Thursday, May 23, 2013

Jet Lagged and Possibly Cured: More tales from Italy with a 3-Year Old

Apparently jet lag is latent in my daughter. She was fine yesterday, but this morning we got up at 3:30 and just didn't get back to sleep. On the other hand for the first time in 3 years, I haven't taken my sleep medication to sleep for an entire night last night AND the night before. This is HUGE. Lets also not forget all the time changes and sleep disruptions of international travel and I think it's fair to say I'm on the upside of my PPD recovery (praise God)!

Some tips on traveling to Europe with a kid:
  1. Bring the stroller. I wavered on this. Before our trip, I read about how hard it is to maneuver them on cobblestone streets, how your stroller won't make it on narrow sidewalks and in crowds and up and down lots of steps. BUT, unless your child is too big for a stroller, bring it. I never once regretted it and many times said, "thank god we brought the stroller!" We got a fancy MacLaren Volo that easily collapses and folds out. I don't necessarily think it was necessary to get a new tiny stroller. You could have a giant BOB stroller and it would be better than none.
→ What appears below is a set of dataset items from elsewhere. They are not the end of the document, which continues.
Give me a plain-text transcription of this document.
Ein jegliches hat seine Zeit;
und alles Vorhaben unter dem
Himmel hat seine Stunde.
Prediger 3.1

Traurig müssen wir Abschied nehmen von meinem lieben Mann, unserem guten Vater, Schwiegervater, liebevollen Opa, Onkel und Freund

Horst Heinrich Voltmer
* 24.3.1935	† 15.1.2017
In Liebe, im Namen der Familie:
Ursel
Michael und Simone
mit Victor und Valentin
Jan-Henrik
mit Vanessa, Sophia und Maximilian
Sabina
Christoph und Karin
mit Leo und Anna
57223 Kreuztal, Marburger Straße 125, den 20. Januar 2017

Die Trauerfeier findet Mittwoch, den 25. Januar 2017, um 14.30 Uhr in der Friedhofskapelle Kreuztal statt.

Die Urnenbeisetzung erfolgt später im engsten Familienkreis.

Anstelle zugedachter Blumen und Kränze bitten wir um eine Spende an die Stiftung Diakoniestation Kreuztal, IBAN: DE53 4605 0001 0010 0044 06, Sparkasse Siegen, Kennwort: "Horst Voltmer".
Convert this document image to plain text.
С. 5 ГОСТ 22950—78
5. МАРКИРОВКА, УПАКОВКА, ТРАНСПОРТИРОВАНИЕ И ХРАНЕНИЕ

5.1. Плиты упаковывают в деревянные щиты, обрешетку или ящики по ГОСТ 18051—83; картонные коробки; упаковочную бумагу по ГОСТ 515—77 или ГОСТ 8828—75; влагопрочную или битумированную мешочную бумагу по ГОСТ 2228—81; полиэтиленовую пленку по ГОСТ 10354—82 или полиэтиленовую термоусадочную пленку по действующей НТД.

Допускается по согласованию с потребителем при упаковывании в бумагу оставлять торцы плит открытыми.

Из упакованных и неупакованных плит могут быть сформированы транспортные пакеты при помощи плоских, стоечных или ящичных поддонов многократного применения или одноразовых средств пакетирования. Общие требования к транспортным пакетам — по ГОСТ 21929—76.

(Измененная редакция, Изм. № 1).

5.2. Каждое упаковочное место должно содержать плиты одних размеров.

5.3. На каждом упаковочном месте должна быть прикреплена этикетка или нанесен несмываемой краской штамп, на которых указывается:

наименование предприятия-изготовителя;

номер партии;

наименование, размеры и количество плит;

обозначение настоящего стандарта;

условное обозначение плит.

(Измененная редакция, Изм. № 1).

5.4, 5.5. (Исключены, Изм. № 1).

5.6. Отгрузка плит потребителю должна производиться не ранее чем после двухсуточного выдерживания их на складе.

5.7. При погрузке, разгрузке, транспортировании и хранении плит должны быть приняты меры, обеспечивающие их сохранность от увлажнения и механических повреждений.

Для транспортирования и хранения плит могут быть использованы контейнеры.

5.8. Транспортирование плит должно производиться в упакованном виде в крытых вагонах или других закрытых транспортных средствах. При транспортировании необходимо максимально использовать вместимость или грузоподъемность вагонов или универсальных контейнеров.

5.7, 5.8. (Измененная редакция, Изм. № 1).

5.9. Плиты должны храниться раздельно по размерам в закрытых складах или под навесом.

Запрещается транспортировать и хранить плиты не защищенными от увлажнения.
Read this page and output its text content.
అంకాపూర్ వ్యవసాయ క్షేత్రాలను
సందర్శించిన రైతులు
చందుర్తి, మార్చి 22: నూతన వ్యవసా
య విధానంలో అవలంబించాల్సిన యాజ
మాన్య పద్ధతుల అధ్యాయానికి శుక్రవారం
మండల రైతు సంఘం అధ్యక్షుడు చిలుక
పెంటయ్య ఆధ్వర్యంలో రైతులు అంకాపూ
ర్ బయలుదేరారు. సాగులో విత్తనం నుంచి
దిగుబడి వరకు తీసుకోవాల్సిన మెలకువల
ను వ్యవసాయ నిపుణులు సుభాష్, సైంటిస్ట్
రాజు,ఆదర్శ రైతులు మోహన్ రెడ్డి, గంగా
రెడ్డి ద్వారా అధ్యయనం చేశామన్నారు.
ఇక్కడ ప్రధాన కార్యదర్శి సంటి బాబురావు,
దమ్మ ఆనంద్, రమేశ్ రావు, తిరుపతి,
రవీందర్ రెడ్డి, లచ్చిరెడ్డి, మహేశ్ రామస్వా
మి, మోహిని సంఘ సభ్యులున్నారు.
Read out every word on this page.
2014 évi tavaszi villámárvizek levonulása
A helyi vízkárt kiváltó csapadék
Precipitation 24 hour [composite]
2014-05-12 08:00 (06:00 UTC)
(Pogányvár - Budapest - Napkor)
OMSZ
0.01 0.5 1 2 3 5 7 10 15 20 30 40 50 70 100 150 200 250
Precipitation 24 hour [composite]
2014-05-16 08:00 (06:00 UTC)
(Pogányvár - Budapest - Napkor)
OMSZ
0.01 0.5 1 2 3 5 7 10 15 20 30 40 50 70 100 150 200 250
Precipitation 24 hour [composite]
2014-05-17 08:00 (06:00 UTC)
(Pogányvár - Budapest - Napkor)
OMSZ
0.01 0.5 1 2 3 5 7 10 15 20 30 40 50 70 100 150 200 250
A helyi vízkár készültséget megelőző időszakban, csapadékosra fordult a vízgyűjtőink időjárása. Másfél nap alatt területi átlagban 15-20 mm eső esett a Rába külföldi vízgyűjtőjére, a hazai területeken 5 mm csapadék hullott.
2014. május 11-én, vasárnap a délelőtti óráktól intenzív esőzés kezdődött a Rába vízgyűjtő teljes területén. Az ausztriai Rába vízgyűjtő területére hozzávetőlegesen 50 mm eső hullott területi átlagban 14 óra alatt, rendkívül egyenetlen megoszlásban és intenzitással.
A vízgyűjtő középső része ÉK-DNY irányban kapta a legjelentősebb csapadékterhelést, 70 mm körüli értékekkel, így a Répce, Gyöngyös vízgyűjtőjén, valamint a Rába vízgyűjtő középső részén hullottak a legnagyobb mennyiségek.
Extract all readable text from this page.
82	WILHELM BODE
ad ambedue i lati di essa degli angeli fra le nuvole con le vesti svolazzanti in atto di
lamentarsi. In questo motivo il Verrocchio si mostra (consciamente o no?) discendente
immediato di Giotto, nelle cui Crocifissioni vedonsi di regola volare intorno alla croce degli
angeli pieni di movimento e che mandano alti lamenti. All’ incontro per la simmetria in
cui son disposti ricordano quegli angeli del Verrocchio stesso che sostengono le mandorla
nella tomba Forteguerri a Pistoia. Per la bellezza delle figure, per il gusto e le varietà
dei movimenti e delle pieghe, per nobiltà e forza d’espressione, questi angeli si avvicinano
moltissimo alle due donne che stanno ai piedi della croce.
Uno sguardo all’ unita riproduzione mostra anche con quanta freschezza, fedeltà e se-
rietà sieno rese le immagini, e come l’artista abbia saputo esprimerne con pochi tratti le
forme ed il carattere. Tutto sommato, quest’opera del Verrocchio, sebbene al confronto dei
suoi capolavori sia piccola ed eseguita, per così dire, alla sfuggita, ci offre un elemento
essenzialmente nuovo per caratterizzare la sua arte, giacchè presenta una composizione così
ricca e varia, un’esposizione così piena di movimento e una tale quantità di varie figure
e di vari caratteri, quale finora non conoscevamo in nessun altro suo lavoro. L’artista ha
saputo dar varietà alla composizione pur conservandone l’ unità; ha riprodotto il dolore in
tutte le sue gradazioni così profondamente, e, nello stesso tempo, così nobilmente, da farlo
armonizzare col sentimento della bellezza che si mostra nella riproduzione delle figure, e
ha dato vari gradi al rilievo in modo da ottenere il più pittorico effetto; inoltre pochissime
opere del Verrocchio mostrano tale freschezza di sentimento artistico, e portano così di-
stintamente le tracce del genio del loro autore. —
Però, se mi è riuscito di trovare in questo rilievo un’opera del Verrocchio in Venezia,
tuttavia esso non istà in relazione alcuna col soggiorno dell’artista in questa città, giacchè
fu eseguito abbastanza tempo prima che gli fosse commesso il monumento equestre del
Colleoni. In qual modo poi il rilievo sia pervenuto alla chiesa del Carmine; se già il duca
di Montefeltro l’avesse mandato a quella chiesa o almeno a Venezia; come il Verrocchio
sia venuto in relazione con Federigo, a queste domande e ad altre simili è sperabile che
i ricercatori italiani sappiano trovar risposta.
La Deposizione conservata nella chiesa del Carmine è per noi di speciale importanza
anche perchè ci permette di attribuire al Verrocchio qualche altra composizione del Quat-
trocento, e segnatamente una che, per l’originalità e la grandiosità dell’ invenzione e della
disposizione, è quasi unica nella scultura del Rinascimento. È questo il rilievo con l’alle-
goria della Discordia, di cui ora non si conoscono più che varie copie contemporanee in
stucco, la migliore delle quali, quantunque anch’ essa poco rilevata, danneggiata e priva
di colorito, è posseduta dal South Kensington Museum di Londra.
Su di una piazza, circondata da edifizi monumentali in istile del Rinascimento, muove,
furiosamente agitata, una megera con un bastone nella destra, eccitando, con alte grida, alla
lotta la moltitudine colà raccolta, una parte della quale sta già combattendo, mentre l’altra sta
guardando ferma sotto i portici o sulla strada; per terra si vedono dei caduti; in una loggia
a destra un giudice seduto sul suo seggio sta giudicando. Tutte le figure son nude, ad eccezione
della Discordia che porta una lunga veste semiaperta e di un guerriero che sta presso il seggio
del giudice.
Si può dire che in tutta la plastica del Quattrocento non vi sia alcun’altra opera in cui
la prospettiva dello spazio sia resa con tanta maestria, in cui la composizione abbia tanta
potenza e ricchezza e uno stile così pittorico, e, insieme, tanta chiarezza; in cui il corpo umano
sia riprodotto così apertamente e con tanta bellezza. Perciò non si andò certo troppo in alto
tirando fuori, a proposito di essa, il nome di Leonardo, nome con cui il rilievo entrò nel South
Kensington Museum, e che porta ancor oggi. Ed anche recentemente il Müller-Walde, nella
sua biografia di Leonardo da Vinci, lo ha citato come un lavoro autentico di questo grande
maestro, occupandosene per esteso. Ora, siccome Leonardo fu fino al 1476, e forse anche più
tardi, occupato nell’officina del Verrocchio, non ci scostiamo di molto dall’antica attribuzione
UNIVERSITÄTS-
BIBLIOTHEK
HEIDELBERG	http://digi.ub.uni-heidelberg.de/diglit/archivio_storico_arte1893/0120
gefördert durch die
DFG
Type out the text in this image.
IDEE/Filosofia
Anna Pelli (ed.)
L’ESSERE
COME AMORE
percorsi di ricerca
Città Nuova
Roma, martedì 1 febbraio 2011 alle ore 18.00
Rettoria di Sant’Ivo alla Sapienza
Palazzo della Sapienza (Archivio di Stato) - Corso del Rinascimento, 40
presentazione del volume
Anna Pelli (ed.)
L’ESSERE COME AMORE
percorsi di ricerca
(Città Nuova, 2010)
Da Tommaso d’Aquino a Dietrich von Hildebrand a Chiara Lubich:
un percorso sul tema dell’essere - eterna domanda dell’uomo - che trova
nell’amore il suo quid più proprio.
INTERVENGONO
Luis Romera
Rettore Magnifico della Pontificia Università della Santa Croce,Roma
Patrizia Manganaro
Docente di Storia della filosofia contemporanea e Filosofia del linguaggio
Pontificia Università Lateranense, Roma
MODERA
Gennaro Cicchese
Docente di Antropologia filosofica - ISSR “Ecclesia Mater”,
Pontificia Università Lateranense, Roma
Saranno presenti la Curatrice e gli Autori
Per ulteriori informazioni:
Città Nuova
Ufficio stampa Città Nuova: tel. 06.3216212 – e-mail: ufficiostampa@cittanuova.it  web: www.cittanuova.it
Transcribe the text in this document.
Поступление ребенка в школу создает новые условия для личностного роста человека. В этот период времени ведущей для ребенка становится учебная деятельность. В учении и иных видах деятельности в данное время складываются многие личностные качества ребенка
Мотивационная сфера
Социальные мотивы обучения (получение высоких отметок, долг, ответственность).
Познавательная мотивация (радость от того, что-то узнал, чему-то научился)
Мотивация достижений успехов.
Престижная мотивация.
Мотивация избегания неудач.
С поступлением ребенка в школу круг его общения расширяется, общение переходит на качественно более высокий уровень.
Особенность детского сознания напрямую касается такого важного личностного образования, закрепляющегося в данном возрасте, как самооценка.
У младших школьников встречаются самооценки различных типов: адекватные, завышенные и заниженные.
The stroller allowed us to walk quickly (a must in Europe), our daughter to nap while we did grownup things, and provided a place to play/watch movies/play games for her when she wasn't interested in what we were doing. We folded it up and walked with it a fair amount but that wasn't strictly necessary. Two people can easily pick up a stroller to go up and down a few steps and you can plan around steps in most cases. Europe is generally very accessible and is conscientious of disabled access to buildings which makes having a stroller very doable. Just don't expect to use it for storage because you will have to pack it up once and awhile.
  2. Bring your mobile babysitter: a tablet, gaming system, or smartphone. For our parents the TV was a babysitter at home. In our world, the mobile phone is your portable babysitter. Games, movies, and hours of entertainment kept our daughter engaged in a pinch. It was mostly a last resort, but I never regretted it. It's a good idea to bring light, engaging toys with you too. We brought wiki sticks (bendaroos). Know your child and find the lightest toy that entertains them for long periods of time.
  3. Take the tours. At Pompeii and in the Vatican museum we did the tours. At the Palentine hill we didn't. With a kid you only have so many resources you can focus on a place with rich history. You cannot read the pamphlet, listen to an audio tour, push a stroller, and attend to the needs of yourself and your child while sightseeing. A tour makes it so much easier and is worth the money. Otherwise you sort of lose the value of the time and money you spend at a place.
  4. It's the kids' vacation too! Learn about the places you will visit in advance. Make it a big deal. Read books, look at pictures, and talk about it. Buy souvenirs for the kids if they ask. Set a limit of a certain number of items or amount of money, but allow some room for them to buy something they love and want within reason.
  5. Bribery. Find parks, ice cream, or some other reward for them when you can. Use it to encourage good behavior thought the day.
  6. Buy giant bottles of water at a grocery store and fill them up. It's (much) cheaper than on the go and you always have it on hand to help you and your kid(s) stay hydrated and healthy.
  7. Have picnics when you can. It's cheaper and you don't have to find food when the kids are hungry.
  8. Pack carry-ons only. This is vital if you plan to travel to more than one place. DH and I both carried a backpack and he carried/rolled our 2 small bags while I pushed AJ in the stroller. Any bigger of bags and it would have been hard to make it onto crowded trains with narrow aisles. 
  9. Plan to take it slow. Assume that it will be too much to do more than 1 big thing (2+ hours) or 2 small things (1-2 hours each) in one day. Plan for the worst and prioritize, especially for the first 1-2 jet lagged days. Avoid having a set plan for each day. We had a list of priorities. As in, while we were in Rome we wanted to see the Coliseum, the Vatican, and the Spanish Steps. We didn't specify what day we would do which, but left it open so we could choose what we wanted to do on that day or the day before. If you have time to do more, then that's great. It's VERY easy to add items to the itinerary. It's much harder to try to cut things down, especially when you already have paid or have timed tickets or people waiting for you (even without kids!).
Ok, this is enough for my jet-lagged brain today. More coming soon!


Anna 5:48 PM  

great tips Hannah! Thanks for sharing!